In this issue of Book Freak: three pieces of advice for dealing with clutter.
Do you have advice from books you'd like to share? Email me: mark@boingboing.net.
Clutter fills the future with the past
"An interesting thing about records is that we tend to see them again. That's what they're there for, after all. There's something about looking backward, however, which seems to damage the soul.
Reactivating dead thought patterns, over and over again, we can feel old desires like ghosts, moving us this way and that as we put ourselves under their sway again. A 15-year-old boy remembers wanting to become an astronaut. A 23-year-old man laments a lost girlfriend. Even the little things carry ghosts: a shopping list never fulfilled for an old project, a half-finished drawing, a story idea in a line.
If the bad memories nag, happy memories can be even worse. Winning a medal in sixth grade. Old soccer trophies. A special love letter. To be sure, we remember these times with love and fondness, but there is also something bad there. There can come to be a strange gnawing feeling and a dissatisfaction with a present that can never live up to the polished memories of old expectations.

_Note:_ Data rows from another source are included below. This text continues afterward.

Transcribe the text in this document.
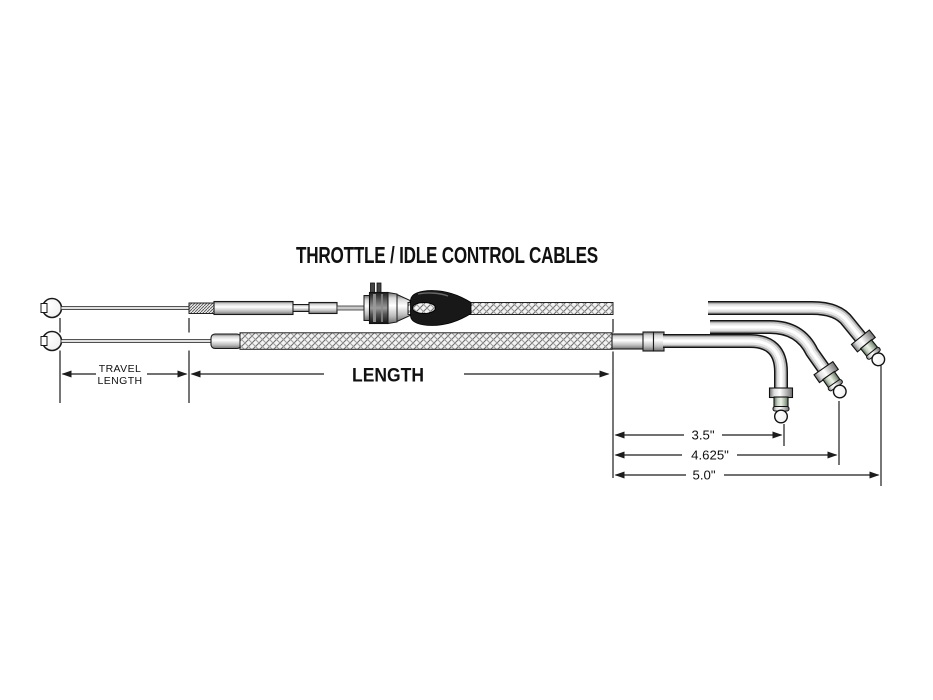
THROTTLE / IDLE CONTROL CABLES
TRAVEL
LENGTH	LENGTH
3.5"
4.625"
5.0"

Be careful of what you force yourself to remember. Be mindful when sending messages to your future self, because it might not want to be bothered so much."
― Lion Kimbro, Mind Performance Hacks: Tips & Tools for Overclocking Your Brain
Should you keep it?
“If you have it, use it. If you don't use it, don't have it.”
― Nagisa Tatsumi, The Art of Discarding: How to Get Rid of Clutter and Find Joy
Think twice before you buy
“Decide before you purchase anything where you are going to keep it and what you are going to use it for. If your answers to either of these questions are vague, then you are about to purchase clutter. Desist from buying.”